İlk kez 1960’da düzenlenmiş Avrupa Şampiyonası, İngilizler katılmayı reddetmişler. Turnuvada ilk kez 1968’de boy gösterdiler ve o zamandan beri dokuz kez finallere katıldılar. 2020 Avrupa Şampiyonası onların 10. turnuvası ama bir türlü kupayı kaldırmayı başaramadılar. İngiltere’nin finallerdeki en iyi performansı, turnuvaya sadece dört takımın katıldığı 1968’de İtalya’da 3. sırayı alması. 1996’da yarı finale yükseldiler ama Almanya’ya penaltılarla kaybettiler. Takım iki turnuvada çeyrek finali gördü; 2004’te ev sahibi Portekiz’e, 2012’de Ukrayna’da İtalya’ya penaltılarda kaybetti. O maçtan sonra “It always ends in penalties, it always ends in tears,” (Her zaman penaltılarla, her zaman gözyaşlarıyla sonuçlanır) yazmıştı manşetinde ülkenin çok okunan bulvar gazetesi Daily Mail. 2016’da Fransa’da, İzlanda karşısında son 16’da elendiler. Dört kez (1980, 1988, 1992 ve 2000), grup aşamalarının ötesine geçemediler. Turnuva öncesinde FIFA sıralamasında Brezilya’nın arkasından 4. sıradalar. 26 kişilik kadronun yaş ortalaması 25,3. 1,25 milyar sterlinle turnuvanın en değerli takımı. Kadroda yer alan futbolcularının ortalama değeri 49,8 milyon Sterlin. Kaptanları, golcüleri futbolun efendisi, transfer döneminde takımdan ayrılması gündemde olan Harry Kane’nin değeri 120 milyon Sterlin…
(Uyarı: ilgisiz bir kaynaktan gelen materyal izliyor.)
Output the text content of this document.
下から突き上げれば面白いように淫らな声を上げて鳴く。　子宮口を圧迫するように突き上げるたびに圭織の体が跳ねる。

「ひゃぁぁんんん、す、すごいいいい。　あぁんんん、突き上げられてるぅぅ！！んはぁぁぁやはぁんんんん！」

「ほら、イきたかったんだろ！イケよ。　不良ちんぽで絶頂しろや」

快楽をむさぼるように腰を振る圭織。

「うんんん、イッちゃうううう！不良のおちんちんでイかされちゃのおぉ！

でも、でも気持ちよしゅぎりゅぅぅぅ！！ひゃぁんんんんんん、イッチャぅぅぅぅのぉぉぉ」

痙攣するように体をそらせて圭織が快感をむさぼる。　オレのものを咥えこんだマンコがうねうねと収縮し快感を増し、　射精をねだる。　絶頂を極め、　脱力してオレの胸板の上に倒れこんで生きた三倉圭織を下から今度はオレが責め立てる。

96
Rakip Hırvatistan FIFA sıralamasında 14. sırada, son Dünya Kupası’nda ilk 11’de başlayan dört oyuncu Subasic, Strinic, Mandzukic ve Rakitic emekli olunca yerlerini Livakovic, Barisic, Vlasic ve Petkovic ile doldurdular. Takımın zayıf halkası yaşlı savunması, bilhassa duran toplarda sıkıntı yaşıyorlar. Takımın beyni, orta sahanın maestrosu Rakitic’den sonra hocaları Dalic, 4-2-3-1’e döndü. Oyun kurucuları Vlasic, o bölgede alternatifler arasında Mario Pasalic ve Andrej Kramaric yer alıyor. Yeri gelmişken efsaneleri Modric’e selam çakmadan geçmeyelim. Hırvat futbolunun yetiştirdiği en büyük futbolcu olan 10 numaranın, 2008-12 arasında formasını giydiği Tottenham Hotspur sevdalarının gönlünde yeri büyüktür. Takımı Avrupa Şampiyonlarının müdavimlerinden, son beş turnuvada boy gösterdiler. Turnuvalarda İngiltere ile iki kez karşılaştılar, 2004 Avrupa Şampiyonası’nda sahadan mağlup ayılırken, 2018 Dünya Kupası’nda uzatmalarda sevinen taraf oldular. 30 dereceye yaklaşan sıcaklık, tribünlerde 22 bin taraftar, ne ucuz hamaset edebiyatı, ne karşı takımı düşman ordusu gibi gören hastalıklı zihniyet. En fazlasından görkemli Wembley Stadı’nda bir futbol maçı, biri kazanacak bir kaybedecek ama her şekilde hayat devam edecek.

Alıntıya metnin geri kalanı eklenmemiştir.